British business leader, educator and executive search recruitment manager

Judy Wagner, FRSE is a British business leader, educator and executive search recruitment manager. She was made a Fellow of the Royal Society of Edinburgh in 2021 and is the co-founder and non-executive director of FWB Park Brown, an executive search company.

== Education and career ==
Wagner attended Mary Erskine School, Edinburgh and studied Accountancy at the University of Edinburgh. She became a chartered accountant and worked for EY before joining in 1993 with Scott Black and Willie Finlayson to found the company Finlayson Wagner Black, which was successful in head-hunting in the technology sector, building sales up to £1m in 2001/2 when there was an industry crash cutting 65% of their profits. Wagner diversified the organisation into construction and other traditional industries. She was described as a 'thrill seeker' in her personal hobbies and business life. Now she is a non-executive director, of what became FWB Park Brown, with branches in Aberdeen, Edinburgh and London, recruiting senior executives and non-executives, internationally, and she is also involved in two angel investment organisations. Her work life also involves education and charity board trusteeships.

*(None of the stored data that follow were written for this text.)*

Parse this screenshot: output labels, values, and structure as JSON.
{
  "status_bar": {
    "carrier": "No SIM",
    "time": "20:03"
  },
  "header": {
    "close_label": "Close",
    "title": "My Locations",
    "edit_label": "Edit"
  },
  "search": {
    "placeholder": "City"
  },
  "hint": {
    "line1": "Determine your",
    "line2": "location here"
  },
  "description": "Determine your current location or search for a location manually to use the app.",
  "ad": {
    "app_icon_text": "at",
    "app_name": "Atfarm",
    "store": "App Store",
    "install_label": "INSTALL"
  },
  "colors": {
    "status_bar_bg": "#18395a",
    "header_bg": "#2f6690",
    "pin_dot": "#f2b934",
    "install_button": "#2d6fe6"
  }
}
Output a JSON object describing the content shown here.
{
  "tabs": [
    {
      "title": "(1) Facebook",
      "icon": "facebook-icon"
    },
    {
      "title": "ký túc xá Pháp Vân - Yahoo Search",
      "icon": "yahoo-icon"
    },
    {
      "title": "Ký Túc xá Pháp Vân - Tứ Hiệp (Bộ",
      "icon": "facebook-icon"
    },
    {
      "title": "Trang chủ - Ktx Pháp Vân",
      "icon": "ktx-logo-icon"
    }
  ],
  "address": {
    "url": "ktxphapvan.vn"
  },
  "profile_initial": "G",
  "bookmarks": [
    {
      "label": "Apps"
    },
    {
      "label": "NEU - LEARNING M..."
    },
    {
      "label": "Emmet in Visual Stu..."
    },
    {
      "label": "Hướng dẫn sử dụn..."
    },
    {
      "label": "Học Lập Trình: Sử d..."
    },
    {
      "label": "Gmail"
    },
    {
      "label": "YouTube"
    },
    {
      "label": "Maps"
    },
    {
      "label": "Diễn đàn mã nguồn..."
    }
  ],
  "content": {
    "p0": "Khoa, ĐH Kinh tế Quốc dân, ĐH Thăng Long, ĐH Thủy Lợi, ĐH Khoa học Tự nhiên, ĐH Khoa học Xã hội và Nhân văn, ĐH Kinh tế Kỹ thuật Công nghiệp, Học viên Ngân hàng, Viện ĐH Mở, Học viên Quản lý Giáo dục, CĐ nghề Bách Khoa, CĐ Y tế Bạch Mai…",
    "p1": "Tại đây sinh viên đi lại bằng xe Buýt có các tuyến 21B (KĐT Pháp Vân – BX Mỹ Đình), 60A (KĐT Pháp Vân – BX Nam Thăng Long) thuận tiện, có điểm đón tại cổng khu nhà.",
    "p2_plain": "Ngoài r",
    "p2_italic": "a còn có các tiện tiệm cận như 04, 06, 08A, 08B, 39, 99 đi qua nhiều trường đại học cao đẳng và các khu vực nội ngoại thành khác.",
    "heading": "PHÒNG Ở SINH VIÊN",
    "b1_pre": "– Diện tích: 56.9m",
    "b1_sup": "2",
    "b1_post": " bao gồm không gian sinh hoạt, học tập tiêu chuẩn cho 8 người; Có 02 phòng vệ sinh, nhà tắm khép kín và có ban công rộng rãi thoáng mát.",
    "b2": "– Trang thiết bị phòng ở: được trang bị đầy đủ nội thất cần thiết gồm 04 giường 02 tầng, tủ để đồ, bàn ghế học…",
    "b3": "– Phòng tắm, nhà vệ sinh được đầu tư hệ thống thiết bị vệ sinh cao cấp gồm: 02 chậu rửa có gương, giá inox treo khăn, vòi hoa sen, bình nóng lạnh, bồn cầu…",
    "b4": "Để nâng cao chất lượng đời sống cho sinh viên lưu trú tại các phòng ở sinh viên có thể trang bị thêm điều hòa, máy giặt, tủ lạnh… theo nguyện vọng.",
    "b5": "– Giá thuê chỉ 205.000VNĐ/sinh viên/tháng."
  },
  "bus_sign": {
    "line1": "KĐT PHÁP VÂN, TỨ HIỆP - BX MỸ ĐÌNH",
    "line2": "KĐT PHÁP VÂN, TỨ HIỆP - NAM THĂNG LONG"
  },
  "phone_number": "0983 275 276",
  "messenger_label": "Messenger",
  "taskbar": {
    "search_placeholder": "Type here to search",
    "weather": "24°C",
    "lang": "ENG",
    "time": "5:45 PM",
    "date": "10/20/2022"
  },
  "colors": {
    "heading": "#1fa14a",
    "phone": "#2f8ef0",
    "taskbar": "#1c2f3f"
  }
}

== Role in business education ==
Wagner established with Susan Murphy, the Executive Women's Leadership Programme, the first of these in Scotland, and one of three in the UK, which won the 2017 award from the Edinburgh Chamber of Commerce for gender balance and with John Amis, the Non-Executive Directors Programme, within the University of Edinburgh Business School, where she sits on the International Advisory Board. Wagner also acts as a mentor for early stage entrepreneurs, with the Biocity organisation, now WAPG (We Are Pioneer Group).

== Other roles ==
Wagner is a trustee of Salveson Mindroom charity, which supports and empowers children and young people with learning difficulties, and previously of the Daisy Chain Trust, a local children's charity which gives grants to disadvantaged children. She was chair of the awards panel of the Institute of Chartered Accountants Scotland (ICAS) in 2018.

In 2022, Wagner was appointed to the Scottish Government-commissioned Women in Enterprise Review, which investigated the role of women in enterprise, focusing on accelerators and barriers. This review was chaired by Scottish entrepreneur and investor Ana Stewart and the report was co-authored by Stewart and Mark Logan.